Humorist, radio host, and author of Le temps qui presse, on his twenty-one years at "Opération Enfant Soleil"

Played a clip from last year’s telethon, where an ill girl sang a song dedicated to Alain. Gasto-parésie severe. Girl is still alive and has built a rapport; initially to get her out of her shell for the interview, then as a friend.

The girl wanted to make a CD; she has now sold two and is working on a third; all going for Opération enfant-soleil.
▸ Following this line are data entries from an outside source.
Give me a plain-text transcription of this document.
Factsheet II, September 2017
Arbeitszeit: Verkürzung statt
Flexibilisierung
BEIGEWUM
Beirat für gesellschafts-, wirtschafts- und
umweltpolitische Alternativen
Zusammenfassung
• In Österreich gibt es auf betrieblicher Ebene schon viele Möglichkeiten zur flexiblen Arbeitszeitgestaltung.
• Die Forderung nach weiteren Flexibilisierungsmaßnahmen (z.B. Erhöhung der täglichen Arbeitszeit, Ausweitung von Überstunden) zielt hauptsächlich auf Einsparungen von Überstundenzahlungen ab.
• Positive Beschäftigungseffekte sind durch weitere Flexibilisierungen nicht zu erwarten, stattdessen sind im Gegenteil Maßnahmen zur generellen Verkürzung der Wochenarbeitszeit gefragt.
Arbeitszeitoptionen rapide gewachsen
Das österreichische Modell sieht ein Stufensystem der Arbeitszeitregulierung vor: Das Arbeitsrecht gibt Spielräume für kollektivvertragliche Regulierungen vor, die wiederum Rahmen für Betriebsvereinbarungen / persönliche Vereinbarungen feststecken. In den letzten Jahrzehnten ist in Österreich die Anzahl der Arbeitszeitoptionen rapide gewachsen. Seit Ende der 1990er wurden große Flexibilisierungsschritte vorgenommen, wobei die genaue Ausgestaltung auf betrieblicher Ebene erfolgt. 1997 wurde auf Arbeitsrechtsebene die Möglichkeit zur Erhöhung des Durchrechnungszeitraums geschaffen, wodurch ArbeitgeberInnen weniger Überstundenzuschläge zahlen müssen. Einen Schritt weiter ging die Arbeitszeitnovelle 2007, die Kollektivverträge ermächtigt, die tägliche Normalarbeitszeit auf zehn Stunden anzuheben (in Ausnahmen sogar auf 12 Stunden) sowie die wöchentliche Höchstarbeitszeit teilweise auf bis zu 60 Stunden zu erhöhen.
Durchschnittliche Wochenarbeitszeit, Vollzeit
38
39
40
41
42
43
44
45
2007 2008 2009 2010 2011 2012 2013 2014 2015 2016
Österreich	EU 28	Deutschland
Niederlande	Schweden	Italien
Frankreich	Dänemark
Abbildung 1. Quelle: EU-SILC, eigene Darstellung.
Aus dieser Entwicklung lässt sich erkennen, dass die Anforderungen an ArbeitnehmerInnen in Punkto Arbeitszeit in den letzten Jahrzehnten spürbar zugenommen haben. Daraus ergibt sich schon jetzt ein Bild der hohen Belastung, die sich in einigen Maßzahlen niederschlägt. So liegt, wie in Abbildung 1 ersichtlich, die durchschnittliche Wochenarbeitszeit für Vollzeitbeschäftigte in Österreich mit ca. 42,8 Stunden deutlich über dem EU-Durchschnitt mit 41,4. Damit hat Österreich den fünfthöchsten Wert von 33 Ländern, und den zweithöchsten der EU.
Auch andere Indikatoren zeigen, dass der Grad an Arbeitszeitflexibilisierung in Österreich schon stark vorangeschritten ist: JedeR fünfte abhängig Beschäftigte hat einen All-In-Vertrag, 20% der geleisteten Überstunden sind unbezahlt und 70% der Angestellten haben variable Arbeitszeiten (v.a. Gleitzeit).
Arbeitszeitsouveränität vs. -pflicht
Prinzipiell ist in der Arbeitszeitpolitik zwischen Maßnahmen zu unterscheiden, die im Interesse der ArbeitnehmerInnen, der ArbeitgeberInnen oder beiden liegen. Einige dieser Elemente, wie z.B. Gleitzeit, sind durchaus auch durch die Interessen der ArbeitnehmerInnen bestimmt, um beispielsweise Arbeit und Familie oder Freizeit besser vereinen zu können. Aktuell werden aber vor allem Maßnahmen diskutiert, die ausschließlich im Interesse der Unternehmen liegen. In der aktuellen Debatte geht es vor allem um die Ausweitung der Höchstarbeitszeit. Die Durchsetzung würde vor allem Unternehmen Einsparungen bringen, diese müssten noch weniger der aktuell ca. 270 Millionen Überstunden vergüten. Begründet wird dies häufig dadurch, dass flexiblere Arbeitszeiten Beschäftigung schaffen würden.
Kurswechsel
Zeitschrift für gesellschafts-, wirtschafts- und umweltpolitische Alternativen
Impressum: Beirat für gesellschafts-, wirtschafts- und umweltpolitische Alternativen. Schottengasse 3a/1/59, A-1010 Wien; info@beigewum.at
A telethon is no easy thing, especially when you work the night shift like M. Dumas. Trying to get attention for the later hours of the event, he's gone to some extreme lengths, including concocting a story about having a pet pig—and going so far as posing with a stranger pig—to get some coverage in the newspaper.

Dumas is known for his impressions... his most famous being Jean-Guy Hood, the mechanic. They play a clip of a show with him and Brathwaite, where Dumas speaks and Brathwaite is cleary confused.

His contrat on Rock Détente was not renewed last year; his slot was taken by Brathwaite. Radio c’est ingrats and he’s had to swallow it. Another point in common with Brathwaite; and Jacques Martin.

(There's a series of impressions and impersonations that follows that, quite honestly, I can't make heads or tails of. So I'm not even going to try. Sorry, folks.)